Jakarta (ANTARA) - Menteri Komunikasi dan Informatika Johnny G Plate menyampaikan bahwa pemerintah mengusulkan tujuh perubahan materi dalam Rancangan Undang-Undang tentang Perubahan Kedua atas Undang-Undang Nomor 11 Tahun 2008 tentang Informasi dan Transaksi Elektronik (ITE).
"Penyusunan Rancangan Perubahan Kedua Undang-Undang ITE diperlukan untuk meningkatkan penataan dan pengaturan informasi dan transaksi elektronik. Pemerintah mengusulkan tujuh perubahan materi muatan Undang-Undang ITE," ujar Johnny dalam Rapat Kerja Komisi I DPR RI dengan Pemerintah di Gedung DPR/MPR RI, Senayan, Jakarta, Senin.
Johnny menuturkan, usulan pertama mengenai perubahan terhadap ketentuan Ayat 1, Ayat 3, dan Ayat 4 Pasal 27 mengenai kesusilaan, penghinaan serta pencemaran nama baik, dan pemerasan serta pengancaman dengan merujuk ketentuan KUHP.
Usulan kedua mengenai perubahan ketentuan Pasal 28 sehingga hanya mengatur ketentuan mengenai berita bohong atau informasi menyesatkan yang menyebabkan kerugian materiil konsumen.
Usulan ketiga mengenai penambahan ketentuan Pasal 28A di antara Pasal 28 dan Pasal 29 mengenai ketentuan SARA dan pemberitahuan bohong yang menimbulkan keonaran di masyarakat.
"Keempat, penambahan ketentuan penjelasan Pasal 29 mengenai perundungan atau cyberbullying," kata Johnny.
Usulan kelima tentang perubahan ketentuan Pasal 36 mengenai pemberatan hukuman karena mengakibatkan kerugian terhadap orang lain.
Usulan keenam tentang perubahan ketentuan Pasal 45 terkait ancaman pidana penjara dan denda serta menambah pengaturan mengenai pengecualian pengenaan ketentuan pidana atas pelanggaran kesusilaan dalam Pasal 27 Ayat 1.
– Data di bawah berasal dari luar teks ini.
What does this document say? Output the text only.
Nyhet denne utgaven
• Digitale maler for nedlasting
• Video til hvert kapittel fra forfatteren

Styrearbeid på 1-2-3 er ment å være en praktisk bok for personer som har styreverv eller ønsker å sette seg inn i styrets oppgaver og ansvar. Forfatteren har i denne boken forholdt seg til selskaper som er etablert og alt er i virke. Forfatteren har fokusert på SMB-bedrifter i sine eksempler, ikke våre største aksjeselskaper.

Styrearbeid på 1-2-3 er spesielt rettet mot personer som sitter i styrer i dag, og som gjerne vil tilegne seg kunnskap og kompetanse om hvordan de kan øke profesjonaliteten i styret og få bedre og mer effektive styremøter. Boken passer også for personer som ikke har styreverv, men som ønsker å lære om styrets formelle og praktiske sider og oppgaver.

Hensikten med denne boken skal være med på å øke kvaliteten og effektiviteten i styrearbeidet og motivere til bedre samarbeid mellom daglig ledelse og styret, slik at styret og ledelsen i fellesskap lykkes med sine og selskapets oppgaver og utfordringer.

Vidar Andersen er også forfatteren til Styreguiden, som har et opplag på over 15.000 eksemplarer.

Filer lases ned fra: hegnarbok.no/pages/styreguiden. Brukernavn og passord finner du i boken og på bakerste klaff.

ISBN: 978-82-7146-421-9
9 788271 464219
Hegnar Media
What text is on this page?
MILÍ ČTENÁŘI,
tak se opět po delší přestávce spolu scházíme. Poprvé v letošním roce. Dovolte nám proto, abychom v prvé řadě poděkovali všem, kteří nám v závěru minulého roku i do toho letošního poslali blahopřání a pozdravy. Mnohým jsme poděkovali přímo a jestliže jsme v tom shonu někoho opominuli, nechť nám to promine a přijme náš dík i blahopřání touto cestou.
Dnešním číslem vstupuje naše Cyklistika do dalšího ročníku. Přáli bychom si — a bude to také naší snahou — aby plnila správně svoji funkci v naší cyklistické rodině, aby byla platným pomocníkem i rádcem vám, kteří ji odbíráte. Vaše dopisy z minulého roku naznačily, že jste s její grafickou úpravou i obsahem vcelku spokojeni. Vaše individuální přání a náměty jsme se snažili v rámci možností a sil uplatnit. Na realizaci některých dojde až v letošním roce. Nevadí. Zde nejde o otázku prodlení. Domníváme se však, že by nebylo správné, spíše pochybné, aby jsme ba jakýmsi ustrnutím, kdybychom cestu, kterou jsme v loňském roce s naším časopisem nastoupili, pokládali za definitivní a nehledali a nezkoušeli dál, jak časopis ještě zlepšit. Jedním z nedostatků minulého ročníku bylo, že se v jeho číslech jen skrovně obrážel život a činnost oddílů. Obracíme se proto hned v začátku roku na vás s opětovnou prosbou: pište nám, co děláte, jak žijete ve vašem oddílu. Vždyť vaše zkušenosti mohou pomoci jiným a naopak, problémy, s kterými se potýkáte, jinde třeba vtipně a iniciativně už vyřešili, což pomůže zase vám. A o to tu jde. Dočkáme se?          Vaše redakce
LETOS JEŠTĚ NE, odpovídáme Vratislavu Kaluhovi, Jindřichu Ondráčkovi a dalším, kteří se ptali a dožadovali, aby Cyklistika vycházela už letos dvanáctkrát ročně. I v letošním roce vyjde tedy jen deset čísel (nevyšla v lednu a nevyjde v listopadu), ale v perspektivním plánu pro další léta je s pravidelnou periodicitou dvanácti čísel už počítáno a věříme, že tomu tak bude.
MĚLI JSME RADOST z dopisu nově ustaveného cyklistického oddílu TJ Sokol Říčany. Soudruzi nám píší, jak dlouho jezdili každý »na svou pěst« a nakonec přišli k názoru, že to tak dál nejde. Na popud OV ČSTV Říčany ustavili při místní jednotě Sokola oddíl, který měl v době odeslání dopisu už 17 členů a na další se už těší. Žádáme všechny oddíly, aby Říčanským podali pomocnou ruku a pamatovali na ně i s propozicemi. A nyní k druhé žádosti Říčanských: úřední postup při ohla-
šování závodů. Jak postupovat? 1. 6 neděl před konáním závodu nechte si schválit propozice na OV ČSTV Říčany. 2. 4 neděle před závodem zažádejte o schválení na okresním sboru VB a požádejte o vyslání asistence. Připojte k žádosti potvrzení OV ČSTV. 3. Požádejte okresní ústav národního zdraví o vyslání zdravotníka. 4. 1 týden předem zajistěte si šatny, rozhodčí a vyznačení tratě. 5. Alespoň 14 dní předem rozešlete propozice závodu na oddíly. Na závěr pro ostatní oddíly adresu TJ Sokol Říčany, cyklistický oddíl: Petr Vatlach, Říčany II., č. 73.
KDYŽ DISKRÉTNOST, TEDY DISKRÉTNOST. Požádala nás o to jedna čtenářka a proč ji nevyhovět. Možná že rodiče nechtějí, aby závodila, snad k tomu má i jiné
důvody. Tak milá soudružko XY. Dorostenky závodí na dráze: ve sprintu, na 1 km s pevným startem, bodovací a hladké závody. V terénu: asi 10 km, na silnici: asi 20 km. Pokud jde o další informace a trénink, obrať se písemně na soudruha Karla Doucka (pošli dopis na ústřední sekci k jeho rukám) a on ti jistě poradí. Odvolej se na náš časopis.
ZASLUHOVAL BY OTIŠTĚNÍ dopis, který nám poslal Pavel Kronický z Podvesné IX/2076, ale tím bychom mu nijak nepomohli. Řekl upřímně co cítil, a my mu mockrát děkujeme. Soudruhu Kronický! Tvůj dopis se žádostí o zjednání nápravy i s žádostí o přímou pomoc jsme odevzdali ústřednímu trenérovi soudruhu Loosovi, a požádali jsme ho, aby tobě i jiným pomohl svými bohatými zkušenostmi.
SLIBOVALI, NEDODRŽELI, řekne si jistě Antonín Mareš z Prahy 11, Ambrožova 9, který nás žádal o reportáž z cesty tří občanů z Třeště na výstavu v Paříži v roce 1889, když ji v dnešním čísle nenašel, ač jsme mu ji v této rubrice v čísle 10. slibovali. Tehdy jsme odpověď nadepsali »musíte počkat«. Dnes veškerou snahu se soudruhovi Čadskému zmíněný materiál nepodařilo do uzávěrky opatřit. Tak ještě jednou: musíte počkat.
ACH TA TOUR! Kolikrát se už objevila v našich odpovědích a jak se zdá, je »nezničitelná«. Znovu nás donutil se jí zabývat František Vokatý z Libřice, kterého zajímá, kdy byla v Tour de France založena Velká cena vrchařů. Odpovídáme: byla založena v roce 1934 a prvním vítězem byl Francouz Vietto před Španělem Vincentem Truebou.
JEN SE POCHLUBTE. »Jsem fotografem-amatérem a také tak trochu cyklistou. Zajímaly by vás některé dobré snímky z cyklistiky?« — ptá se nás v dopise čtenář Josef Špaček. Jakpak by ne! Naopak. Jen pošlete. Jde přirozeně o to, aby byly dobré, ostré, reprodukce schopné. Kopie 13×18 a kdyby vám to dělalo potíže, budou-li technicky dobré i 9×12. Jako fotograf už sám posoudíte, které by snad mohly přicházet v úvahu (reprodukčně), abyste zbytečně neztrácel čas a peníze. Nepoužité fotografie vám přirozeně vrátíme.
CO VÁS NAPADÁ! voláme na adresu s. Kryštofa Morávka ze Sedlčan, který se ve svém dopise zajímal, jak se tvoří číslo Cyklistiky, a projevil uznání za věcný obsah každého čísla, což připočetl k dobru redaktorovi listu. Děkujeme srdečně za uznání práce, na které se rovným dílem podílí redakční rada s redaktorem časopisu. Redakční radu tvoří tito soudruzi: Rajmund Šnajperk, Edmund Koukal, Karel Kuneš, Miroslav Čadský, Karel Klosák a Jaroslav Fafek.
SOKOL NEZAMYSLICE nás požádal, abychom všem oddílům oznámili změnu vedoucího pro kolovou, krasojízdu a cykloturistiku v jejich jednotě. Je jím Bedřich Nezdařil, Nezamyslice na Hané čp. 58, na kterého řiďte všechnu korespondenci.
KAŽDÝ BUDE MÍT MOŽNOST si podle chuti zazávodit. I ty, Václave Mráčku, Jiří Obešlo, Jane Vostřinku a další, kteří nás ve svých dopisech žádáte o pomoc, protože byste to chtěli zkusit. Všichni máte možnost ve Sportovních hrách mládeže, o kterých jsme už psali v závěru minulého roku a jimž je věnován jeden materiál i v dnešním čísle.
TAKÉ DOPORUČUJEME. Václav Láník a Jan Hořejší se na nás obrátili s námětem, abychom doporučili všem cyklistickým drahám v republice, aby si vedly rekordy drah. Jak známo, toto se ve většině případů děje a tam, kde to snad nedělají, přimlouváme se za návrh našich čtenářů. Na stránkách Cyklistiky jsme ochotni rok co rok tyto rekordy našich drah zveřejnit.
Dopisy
Usulan ketujuh mengenai perubahan ketentuan Pasal 45A terkait pidana atas pemberitahuan bohong dan informasi menyesatkan yang menimbulkan keonaran di masyarakat.
Lebih lanjut Johnny mengatakan, selain perubahan pasal Undang-Undang ITE tersebut, dalam Pasal 622 Ayat 1 huruf R Undang-Undang Nomor 1 Tahun 2023 tentang Kitab Undang-Undang Hukum Pidana, terdapat ketentuan dalam Undang-Undang ITE yang dicabut dan dinyatakan tidak berlaku.
Pertama, ketentuan Pasal 27 Ayat 1 mengenai kesusilaan dan Ayat 3 mengenai penghinaan dan pencemaran nama baik. Kedua, ketentuan Pasal 28 Ayat 2 mengenai ujaran kebencian berdasarkan SARA.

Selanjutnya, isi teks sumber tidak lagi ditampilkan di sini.